At Zaffarese Physical Therapy, several of our therapists have had the opportunity to take courses from Brian Mulligan.  We are proud to say that our own Chitra Salgame, PT, Cert. MDT is a Certified Mulligan Practitioner (CMP).

Craniosacral Therapy

CST is a light touch manual therapy technique that helps to release restrictions in the meningeal system that surrounds the brain and spinal cord. CST can assist to decrease associated osseous, bony, neural and myofascial restrictions. CST also helps the body to decrease systemic muscle tension and tone and promotes an increased relaxation response in the body.

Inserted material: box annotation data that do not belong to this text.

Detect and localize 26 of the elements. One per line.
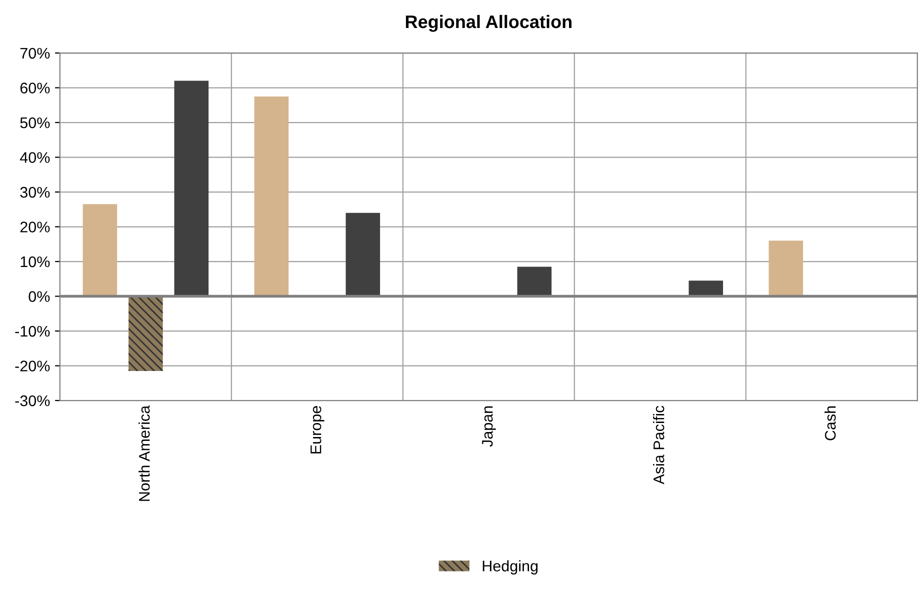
bar [128,296,163,371]
legend-label: Hedging [482,560,538,574]
chart-title: Regional Allocation [406,14,572,32]
y-tick-label: -20% [15,360,50,372]
x-tick-label: Europe [310,406,324,454]
bar [174,80,209,296]
y-tick-label: 0% [28,291,50,302]
y-tick-label: 40% [20,152,50,163]
bar [346,212,380,296]
y-tick-label: 70% [20,48,50,59]
y-tick-label: -30% [15,395,50,406]
y-tick-label: 10% [20,256,50,268]
x-tick-label: Japan [482,406,496,447]
x-tick-label: Cash [824,406,836,440]
x-tick-label: North America [138,405,150,501]
x-tick-label: Asia Pacific [653,406,664,484]
bar [688,280,724,296]
bar [517,266,552,296]
bar [82,204,118,296]
y-tick-label: 50% [20,117,50,128]
y-tick-label: 30% [20,186,50,198]
bar [254,96,289,296]
y-tick-label: -10% [15,326,50,337]
y-tick-label: 60% [20,82,50,94]
bar [768,240,804,296]
y-tick-label: 20% [20,222,50,232]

Zaffarese Physical Therapy is fortunate enough to have a CST specialst on staff. Julie Real is a techniques certified Craniosacral Therapist and a certified Teaching Assistant through the Upledger Institute.

Taping Techniques


Have you seen athletes and Olympians wearing Kinesiotape? It's a great adjunct to therapy and may be indicated in your course of treatment. It was developed by Kenzo Kase, DC, 25 years ago and is used here at Zafferese Physical Therapy in addition to therapy.


Kinesiotape can be used as a part of your treatment to help:

-     Decrease pain

-     Decrease swelling

-     Improve blood flow to an area

-     Correct joint position

-     Facilitate muscle activation

-     Inhibit a muscle that is in spasm




The Selective Functional Movement Assessment (SFMA) is a series of 7 full-body movement tests designed to assess fundamental patterns of movement such as bending and squatting in those with known musculoskeletal pain. When the clinical assessment is initiated from the perspective of the movement pattern, the clinician has the opportunity to identify meaningful impairments that may be seemingly unrelated to the main musculoskeletal complaint, but contribute to the associated disability.  The assessment guides the clinician to the most dysfunctional non-painful movement pattern, which is then assessed in detail. This approach is designed to complement the existing exam and serve as a model to efficiently integrate the concepts of posture, muscle balance and the fundamental patterns of movement into musculoskeletal practice. We are proud to have Michelle Onion, PT on our staff who has studied the Selective Functional Movement Assessment and incorporates this testing into her evaluation and treatment to address the patient's underlying dysfunction.